Nigerian Customs Service and National Drug Law Enforcement Agency were working in collaboration with British Border Force officers when they intercepted a suspect shipping container bound for Vietnam, according to the Elephant Protection Initiative (EPI) Foundation.
Officials who examined the container discovered 10.18 tonnes of tusks, skins, bones and scales, all from endangered species. These included 2,772 pieces of elephant ivory weighing 4,752 kgs, 5,329 kgs of pangolin scales, and 108 kgs of lion skulls, teeth and claws.
Officials involved in the seizure told the EPI Foundation they believe the ivory came from 709 elephants, while the scales came from 10,658 pangolins. They estimated the bones came from 11 lions. The seizure also included the remains of one rhinoceros.
The total financial value of the seizure is estimated at $16,830,000, but this does not take into account the impact on local communities and ecosystems.
“The huge numbers of items being trafficked is highly disturbing, and reflect the organised, industrial-scale of these destructive wildlife crimes,” said John Scanlon, CEO of the EPI Foundation.
“They show once again that Nigeria is a major hub for the export of illegal wildlife products from Africa.
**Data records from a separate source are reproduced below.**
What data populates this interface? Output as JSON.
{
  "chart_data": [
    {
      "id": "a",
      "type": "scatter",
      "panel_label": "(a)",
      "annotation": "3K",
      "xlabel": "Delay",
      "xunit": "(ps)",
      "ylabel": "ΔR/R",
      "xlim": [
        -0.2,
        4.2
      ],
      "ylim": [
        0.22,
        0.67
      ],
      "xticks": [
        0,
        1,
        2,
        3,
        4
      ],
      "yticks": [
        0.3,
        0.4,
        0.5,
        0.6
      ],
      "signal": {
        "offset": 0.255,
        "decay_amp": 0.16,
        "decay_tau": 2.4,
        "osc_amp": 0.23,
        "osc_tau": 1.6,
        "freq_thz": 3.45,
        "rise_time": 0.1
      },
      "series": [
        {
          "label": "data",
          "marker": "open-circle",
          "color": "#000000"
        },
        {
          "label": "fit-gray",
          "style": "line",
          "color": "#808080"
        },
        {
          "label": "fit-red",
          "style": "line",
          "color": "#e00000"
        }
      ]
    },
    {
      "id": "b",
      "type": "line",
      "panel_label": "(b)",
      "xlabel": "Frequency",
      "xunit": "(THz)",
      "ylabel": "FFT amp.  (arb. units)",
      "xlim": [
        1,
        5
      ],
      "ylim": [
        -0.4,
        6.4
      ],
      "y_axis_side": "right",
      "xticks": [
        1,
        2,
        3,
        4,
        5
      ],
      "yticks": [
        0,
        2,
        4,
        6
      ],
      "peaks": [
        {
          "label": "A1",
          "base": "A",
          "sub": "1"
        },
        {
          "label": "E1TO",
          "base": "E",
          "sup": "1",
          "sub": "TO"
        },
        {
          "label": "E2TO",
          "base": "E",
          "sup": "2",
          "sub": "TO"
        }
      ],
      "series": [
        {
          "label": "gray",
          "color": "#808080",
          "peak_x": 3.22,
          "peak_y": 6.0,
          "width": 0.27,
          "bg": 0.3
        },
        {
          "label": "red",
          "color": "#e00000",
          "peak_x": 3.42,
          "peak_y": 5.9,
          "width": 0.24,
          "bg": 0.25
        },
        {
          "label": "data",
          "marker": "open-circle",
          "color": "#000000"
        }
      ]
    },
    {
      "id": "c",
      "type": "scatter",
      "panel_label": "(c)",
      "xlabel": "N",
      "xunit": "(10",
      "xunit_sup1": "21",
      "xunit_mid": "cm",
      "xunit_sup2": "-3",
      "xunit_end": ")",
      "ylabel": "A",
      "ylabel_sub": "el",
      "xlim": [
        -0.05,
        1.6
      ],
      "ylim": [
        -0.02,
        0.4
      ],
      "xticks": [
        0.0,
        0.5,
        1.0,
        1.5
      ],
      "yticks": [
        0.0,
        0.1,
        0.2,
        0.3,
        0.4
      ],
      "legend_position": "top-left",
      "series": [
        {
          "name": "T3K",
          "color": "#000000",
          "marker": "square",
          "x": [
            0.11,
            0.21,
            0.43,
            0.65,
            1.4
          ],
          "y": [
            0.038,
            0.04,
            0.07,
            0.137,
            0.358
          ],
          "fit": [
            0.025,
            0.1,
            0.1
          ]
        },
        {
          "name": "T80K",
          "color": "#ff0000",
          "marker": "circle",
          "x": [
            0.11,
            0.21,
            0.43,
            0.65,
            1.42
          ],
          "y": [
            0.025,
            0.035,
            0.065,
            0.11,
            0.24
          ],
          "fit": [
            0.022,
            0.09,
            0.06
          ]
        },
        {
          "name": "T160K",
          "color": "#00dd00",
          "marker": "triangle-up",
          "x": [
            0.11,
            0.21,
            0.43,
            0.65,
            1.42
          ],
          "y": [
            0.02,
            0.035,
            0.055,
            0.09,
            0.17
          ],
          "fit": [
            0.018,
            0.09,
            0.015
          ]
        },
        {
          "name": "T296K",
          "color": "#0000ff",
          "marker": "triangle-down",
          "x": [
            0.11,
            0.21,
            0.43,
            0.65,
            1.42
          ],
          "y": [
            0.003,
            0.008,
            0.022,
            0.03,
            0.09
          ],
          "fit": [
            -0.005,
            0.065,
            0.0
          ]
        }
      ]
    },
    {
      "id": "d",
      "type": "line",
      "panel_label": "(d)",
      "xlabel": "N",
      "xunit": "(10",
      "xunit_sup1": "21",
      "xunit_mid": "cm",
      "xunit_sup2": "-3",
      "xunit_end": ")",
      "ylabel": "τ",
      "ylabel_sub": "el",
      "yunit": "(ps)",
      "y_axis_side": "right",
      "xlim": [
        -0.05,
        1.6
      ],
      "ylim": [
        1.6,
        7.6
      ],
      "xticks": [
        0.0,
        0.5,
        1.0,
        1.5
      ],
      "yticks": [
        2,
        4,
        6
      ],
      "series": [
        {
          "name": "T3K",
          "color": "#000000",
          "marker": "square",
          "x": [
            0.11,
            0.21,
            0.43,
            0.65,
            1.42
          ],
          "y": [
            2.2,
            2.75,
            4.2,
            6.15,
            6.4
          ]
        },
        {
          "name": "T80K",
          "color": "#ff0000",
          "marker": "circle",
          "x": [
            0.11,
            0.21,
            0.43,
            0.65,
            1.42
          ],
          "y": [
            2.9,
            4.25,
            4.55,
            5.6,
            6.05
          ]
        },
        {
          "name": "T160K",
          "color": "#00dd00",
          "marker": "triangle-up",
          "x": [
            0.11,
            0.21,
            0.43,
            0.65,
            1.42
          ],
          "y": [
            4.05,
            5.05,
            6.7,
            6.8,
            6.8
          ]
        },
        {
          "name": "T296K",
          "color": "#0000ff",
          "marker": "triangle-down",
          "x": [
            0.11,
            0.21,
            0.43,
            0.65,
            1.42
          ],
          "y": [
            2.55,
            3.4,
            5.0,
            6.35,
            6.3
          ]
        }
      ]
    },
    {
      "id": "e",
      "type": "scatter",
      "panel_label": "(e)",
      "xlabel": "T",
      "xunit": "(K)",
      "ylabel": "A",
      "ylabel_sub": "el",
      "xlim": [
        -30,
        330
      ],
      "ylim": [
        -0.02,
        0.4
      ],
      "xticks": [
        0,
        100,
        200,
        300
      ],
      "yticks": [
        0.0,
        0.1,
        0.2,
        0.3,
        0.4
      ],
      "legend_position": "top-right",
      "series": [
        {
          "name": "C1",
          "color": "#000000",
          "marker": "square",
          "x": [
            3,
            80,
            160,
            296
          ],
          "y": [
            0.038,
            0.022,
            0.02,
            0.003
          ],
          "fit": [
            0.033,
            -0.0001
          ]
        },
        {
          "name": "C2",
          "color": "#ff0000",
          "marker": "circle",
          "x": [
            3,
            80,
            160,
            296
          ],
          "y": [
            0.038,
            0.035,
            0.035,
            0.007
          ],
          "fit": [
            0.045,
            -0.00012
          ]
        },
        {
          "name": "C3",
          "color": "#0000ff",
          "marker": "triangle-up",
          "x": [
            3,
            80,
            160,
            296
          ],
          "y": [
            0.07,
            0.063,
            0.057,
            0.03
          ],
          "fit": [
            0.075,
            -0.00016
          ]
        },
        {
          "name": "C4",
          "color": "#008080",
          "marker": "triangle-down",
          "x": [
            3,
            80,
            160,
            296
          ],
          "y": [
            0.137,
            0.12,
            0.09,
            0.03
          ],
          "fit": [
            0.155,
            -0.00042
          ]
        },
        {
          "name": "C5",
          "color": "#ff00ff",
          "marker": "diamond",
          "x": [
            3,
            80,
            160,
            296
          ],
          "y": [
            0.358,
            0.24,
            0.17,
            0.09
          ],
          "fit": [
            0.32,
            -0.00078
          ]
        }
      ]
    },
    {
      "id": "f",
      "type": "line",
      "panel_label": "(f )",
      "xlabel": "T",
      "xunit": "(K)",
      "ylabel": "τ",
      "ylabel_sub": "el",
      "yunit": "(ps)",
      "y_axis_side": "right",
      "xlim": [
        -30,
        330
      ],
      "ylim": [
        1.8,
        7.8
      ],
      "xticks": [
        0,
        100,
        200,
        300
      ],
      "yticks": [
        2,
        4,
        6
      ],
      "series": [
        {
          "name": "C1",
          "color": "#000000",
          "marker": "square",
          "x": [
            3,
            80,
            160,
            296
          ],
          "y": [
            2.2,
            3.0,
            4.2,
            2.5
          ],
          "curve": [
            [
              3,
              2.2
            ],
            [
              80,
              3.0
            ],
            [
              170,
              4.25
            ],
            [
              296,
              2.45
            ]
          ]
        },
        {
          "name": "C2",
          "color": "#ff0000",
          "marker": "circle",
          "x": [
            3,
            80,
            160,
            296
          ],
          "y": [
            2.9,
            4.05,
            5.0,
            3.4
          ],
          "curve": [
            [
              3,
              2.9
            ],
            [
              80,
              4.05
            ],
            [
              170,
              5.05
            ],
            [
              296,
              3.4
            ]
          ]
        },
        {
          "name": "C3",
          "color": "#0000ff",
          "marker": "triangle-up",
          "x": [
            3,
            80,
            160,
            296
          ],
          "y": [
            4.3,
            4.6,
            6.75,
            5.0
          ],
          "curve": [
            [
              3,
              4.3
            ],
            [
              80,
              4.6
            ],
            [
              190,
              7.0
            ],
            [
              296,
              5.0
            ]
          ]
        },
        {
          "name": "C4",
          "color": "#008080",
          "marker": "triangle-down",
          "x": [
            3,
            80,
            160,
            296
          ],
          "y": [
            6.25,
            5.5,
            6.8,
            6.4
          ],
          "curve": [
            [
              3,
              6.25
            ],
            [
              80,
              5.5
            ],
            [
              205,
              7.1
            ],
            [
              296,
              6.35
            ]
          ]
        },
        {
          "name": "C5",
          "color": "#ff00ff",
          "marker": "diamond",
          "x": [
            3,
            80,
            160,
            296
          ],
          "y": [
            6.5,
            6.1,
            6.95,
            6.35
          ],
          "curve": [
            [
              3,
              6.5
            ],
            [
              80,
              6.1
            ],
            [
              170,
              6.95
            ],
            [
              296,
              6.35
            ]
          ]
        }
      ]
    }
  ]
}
We congratulate the Nigerian authorities on making this seizure, and look forward to the successful prosecution of the criminals involved,” he added.
According to the EPI, Nigeria’s entire surviving elephant population is estimated at only 300, living in a few small and vulnerable herds.
It added that, in recent years, organised criminal gangs have sourced ivory in nearby countries such as Cameroon, Gabon, Central African Republic and Democratic Republic of Congo, which is then exported from Nigeria to East and Southeast Asia.